Input your coil's measurements to find it's spring rate.
Q -Mike,
Finally, I can ask an expert. I’m a member of a Classic Mustang forum where the “popular wisdom” is that if one cuts a spring, say a fraction of a coil (like 1/4 to 1/2), the spring *rate* increases.
I’m an engineer (but alas an EE!) with no practical knowledge on the matter — BUT, this “popular wisdom” tends to run contrary to my intuition.
OK,
within elastic limits of a spring in compression, does cutting a spring’s free length change the rate (i.e., the “k” in F=k*x)??.I think it changes the rated load (as a percentage of the reduction in overall length) as the reduced overall length also reduced the total “F,” or load, the spring can handle (max deflection/compression but I just don’t see how the metal knows that part of it has been lopped-off or not.
So, is *k* a function of spring length (and number
of coils)?I would really appreciate a bit more of information on what factors drive the *k* value for a given spring design (mostly I’m focused on coils for front springs here).
I’ve read your web sites Spring Tech 101 and it doesn’t address this specific question in detail.
Also, I know lots of restomod folks cut springs to achieve a certain ride height. But is this really the best practice if limited to less than, say, 10% of a spring’s original length??.
I think I already know the answer
to this, but I want an expert opinion please.And, do you by chance know what the factory ride height of a ’67 Mustang GT at front and rear as measured from the spindle/axle centers to the fender lip center are??.
I cannot find this data anywhere.
Scott
A – Scott,
“Popular wisdom” rules. Cutting coils does increase the spring rate. Let me explain why.
The strength of a spring, leaf or coil is a function of the cube of the steel used. Keeping with the subject of your question, coil springs, the diameter of the wire and the length of the wire will give us the amount of steel used.

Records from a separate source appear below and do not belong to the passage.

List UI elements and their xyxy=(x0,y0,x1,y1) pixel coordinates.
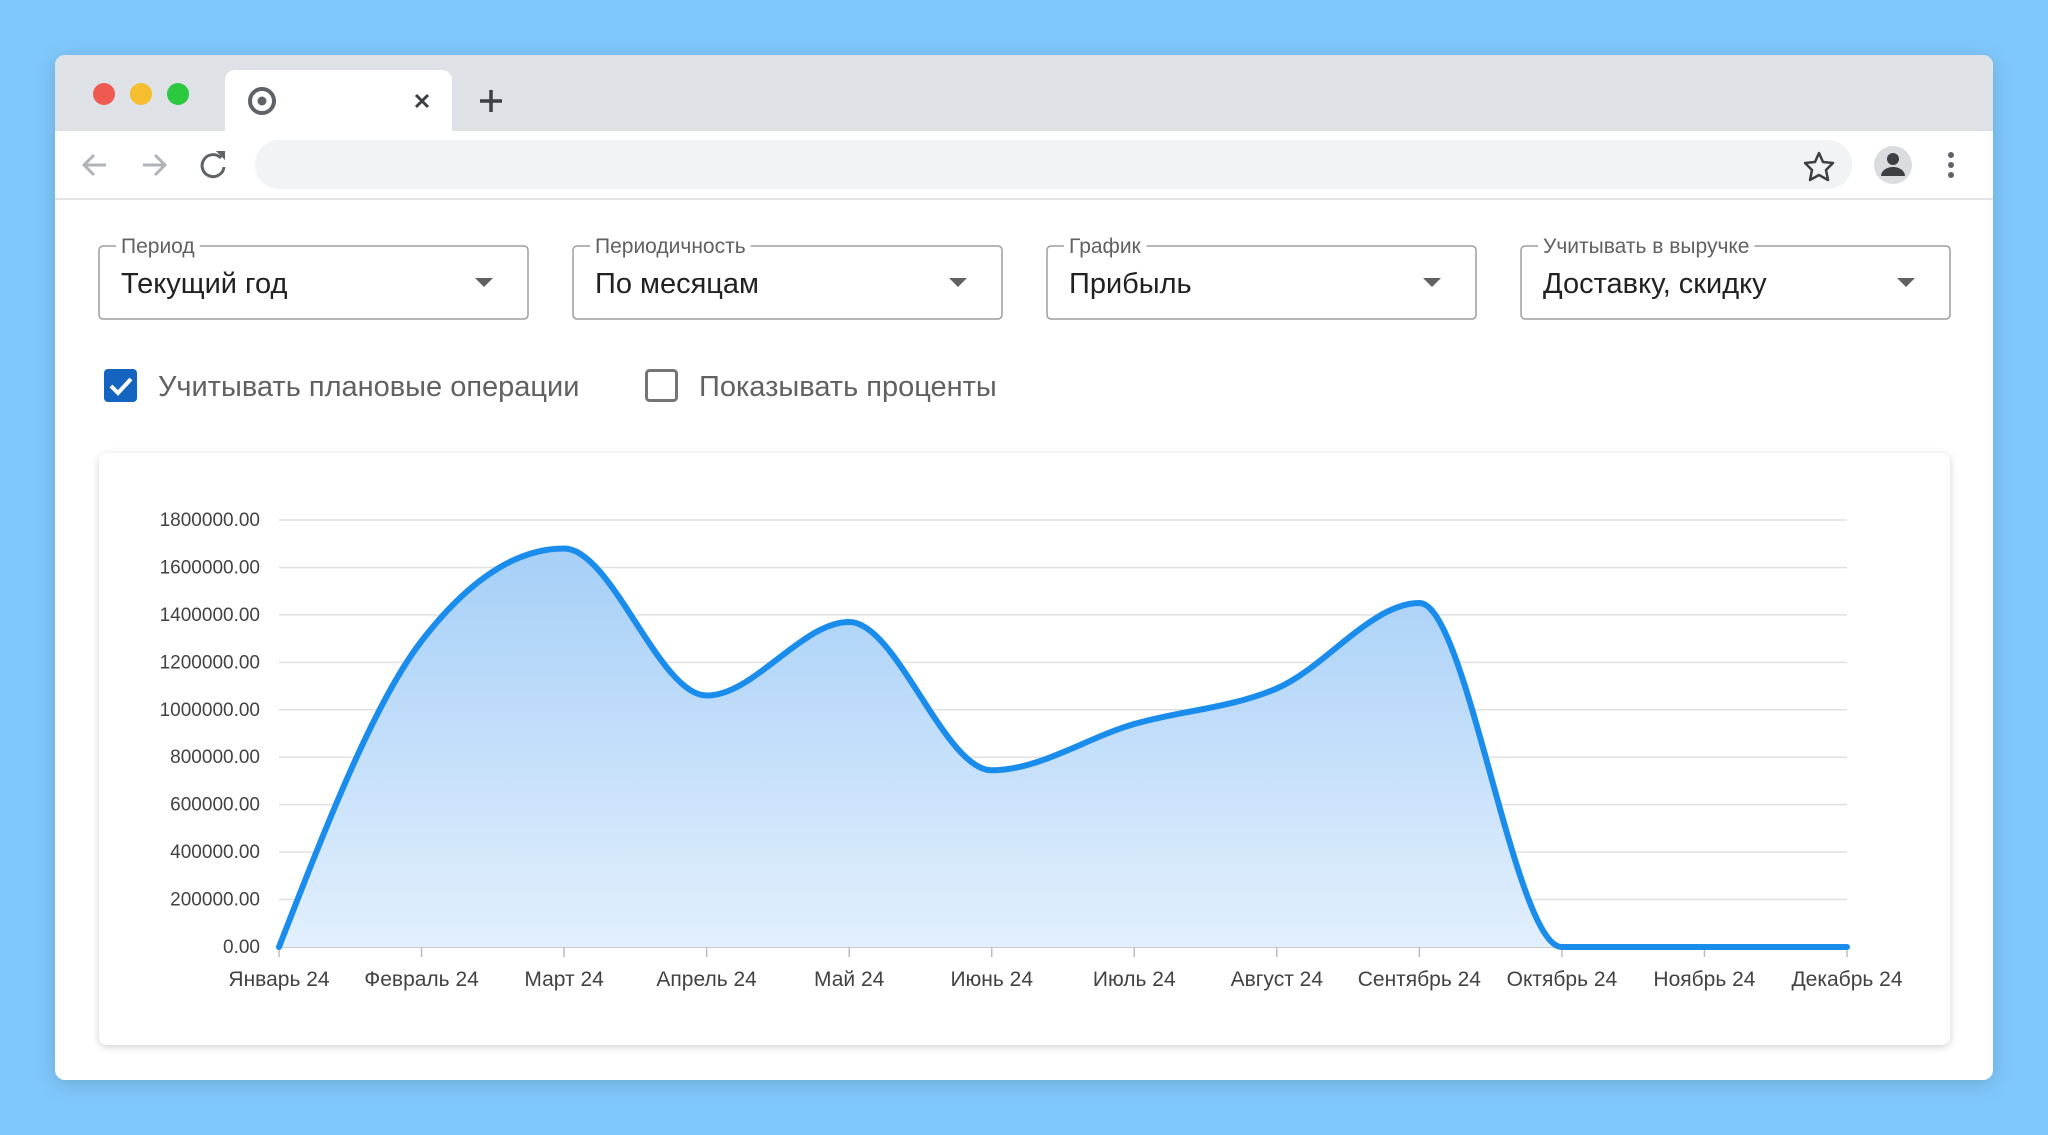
line xyxy=(276,545,1850,951)
select-value: Доставку, скидку xyxy=(1543,268,1767,300)
x-tick-label: Февраль 24 xyxy=(364,968,479,991)
tab-close[interactable] xyxy=(414,93,430,109)
select-box[interactable] xyxy=(98,245,529,320)
x-tick-label: Сентябрь 24 xyxy=(1358,968,1482,991)
select-label: Периодичность xyxy=(595,235,746,258)
y-tick-label: 200000.00 xyxy=(170,890,260,911)
minimize-dot[interactable] xyxy=(130,83,152,105)
select-arrow[interactable] xyxy=(949,278,967,287)
select-arrow[interactable] xyxy=(1423,278,1441,287)
y-tick-label: 1400000.00 xyxy=(160,605,260,626)
checkbox-label: Учитывать плановые операции xyxy=(158,371,579,403)
y-tick-label: 600000.00 xyxy=(170,795,260,816)
select-label: График xyxy=(1069,235,1142,258)
x-tick-label: Март 24 xyxy=(524,968,604,991)
x-tick-label: Ноябрь 24 xyxy=(1653,968,1755,991)
x-tick-label: Январь 24 xyxy=(228,968,329,991)
x-tick-label: Июль 24 xyxy=(1093,968,1176,991)
label-gap xyxy=(116,243,200,249)
maximize-dot[interactable] xyxy=(167,83,189,105)
x-tick-label: Июнь 24 xyxy=(950,968,1033,991)
x-tick-label: Октябрь 24 xyxy=(1507,968,1618,991)
forward-button[interactable] xyxy=(143,153,168,177)
close-dot[interactable] xyxy=(93,83,115,105)
checkmark xyxy=(109,377,133,396)
label-gap xyxy=(1064,243,1147,249)
tab-icon xyxy=(248,87,276,115)
select-label: Период xyxy=(121,235,195,258)
tab[interactable] xyxy=(225,70,452,131)
address-bar[interactable] xyxy=(255,140,1852,189)
select-box[interactable] xyxy=(572,245,1003,320)
y-tick-label: 800000.00 xyxy=(170,747,260,768)
y-tick-label: 0.00 xyxy=(223,937,260,958)
x-tick-label: Декабрь 24 xyxy=(1791,968,1902,991)
checkbox-unchecked[interactable] xyxy=(645,369,678,402)
checkbox-checked[interactable] xyxy=(104,369,137,402)
select-label: Учитывать в выручке xyxy=(1543,235,1749,258)
x-tick-label: Апрель 24 xyxy=(656,968,757,991)
y-tick-label: 1200000.00 xyxy=(160,652,260,673)
tab-bar xyxy=(55,55,1993,131)
y-tick-label: 1000000.00 xyxy=(160,700,260,721)
label-gap xyxy=(1538,243,1755,249)
label-gap xyxy=(590,243,751,249)
select-box[interactable] xyxy=(1046,245,1477,320)
new-tab[interactable] xyxy=(480,90,502,112)
y-tick-label: 1800000.00 xyxy=(160,510,260,531)
y-tick-label: 400000.00 xyxy=(170,842,260,863)
back-button[interactable] xyxy=(81,153,106,177)
select-value: По месяцам xyxy=(595,268,759,300)
profile-avatar[interactable] xyxy=(1874,146,1912,184)
select-value: Текущий год xyxy=(121,268,287,300)
x-tick-label: Август 24 xyxy=(1231,968,1324,991)
area xyxy=(279,548,1847,947)
select-arrow[interactable] xyxy=(475,278,493,287)
menu-button[interactable] xyxy=(1948,152,1954,178)
bookmark-star[interactable] xyxy=(1803,151,1835,182)
select-arrow[interactable] xyxy=(1897,278,1915,287)
select-value: Прибыль xyxy=(1069,268,1192,300)
y-tick-label: 1600000.00 xyxy=(160,557,260,578)
reload-button[interactable] xyxy=(200,151,226,179)
checkbox-label: Показывать проценты xyxy=(699,371,997,403)
x-tick-label: Май 24 xyxy=(814,968,885,991)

For this whole discussion we will be talking about springs with the same wire diameter and the same inside diameter. The only thing that will change will be the length of the wire used to wind the spring.
The longer the wire is the lower the spring rate. As the wire get shorter, such as when cutting the coil, the spring rate increases.
So everyone has a clear understanding lets describe what “rate” is.
Rate is the amount of weight it takes to deflect a spring one Inch.
A very common mistake is to think that spring rate is how much a spring supports. How much weight a spring is designed to support is called “Load” or “Designed Load” or”Load Rate”.
Rate and Load Rate are two totally different animals.
The calculation to find the rate of a coil spring is:
11,250,000 times the wire diameter to the 4th power divided by 8 times the active number of turns times the mean diameter cubed.
Active turns are the number of turns of the spring that do not touch anything. Any part of the coil which makes contact with anything becomes inactive, that is it no longer functions as part of the spring.
The mean diameter is the inside coil diameter plus one wire thickness. Or the outside coil diameter less one wire thickness.
Let’s say for example a 1967 Mustang GT front spring is made from .610 wire and has an inside diameter of 3.875″ and has a free height of16.145″ (not installed) and is deflected down to 10.5″ (load height) when loaded to 1,519 Lbs. (load rate) This spring has a spring rate of 269 Lbs.
This spring has 9.33 total coils but 1.33 coils touch the spring seat so they are inactive leaving 8 active turns. (I know this from the Ford blue print).
The mean diameter is 3.875 + .610 (The inside is the important diameter because it is the inside of the spring which is used to locate the spring on the corresponding suspension parts. The outside diameter is not considered because it will change with a change of wire diameter)
Do the math-
11,250,000 x (.610 x .610 x .610 x .610) / 8 x 8 active turns x (4.485 x 4.485 x 4.485) = 269 Lbs.
Double check the math – 16.145 – 10.5 = 5.645 deflection. 1,519/5.645 = 269
Now if we cut say 1/2 turn off this spring the active turns become 7.5.
So 11,250,000 x (.610 x .610 x .610 x .610) / 8 x 7.5 x (4.485 x 4.485 x 4.485) = 287 Lbs.
While the rate is increased the load is unchanged. Rate is the amount of weight required to deflect the spring one Inch while load is the amount of weight the spring will support at a given height.
Cutting coils is limited to those types which have tangential ends. Tangential ends are those which spiral off into space. If you tried to stand the spring on end it would fall over.
Square ends and pigtail ends, both will stand up, and can not be cut because the finished product will not mount correctly in the suspension.
When altering ride height one must be aware of much more than just the springs. Brake lines, steering, shock length and other areas of interference. We do not offer coil springs which will alter any ride height more than 2 Inches. Nor do we recommend anyone alter the ride height more than 2 Inches.
While we have all sorts of springs which will vary ride height, spring rates and ride quality on the shelf, cutting coils maybe, in some cases, the only way to achieve the desired stance one is looking for.
I do not know the distance from the spindle to the fender lip, but we do have other measurements which may help. Send me your fax number.
I hope this answers your question. – Mike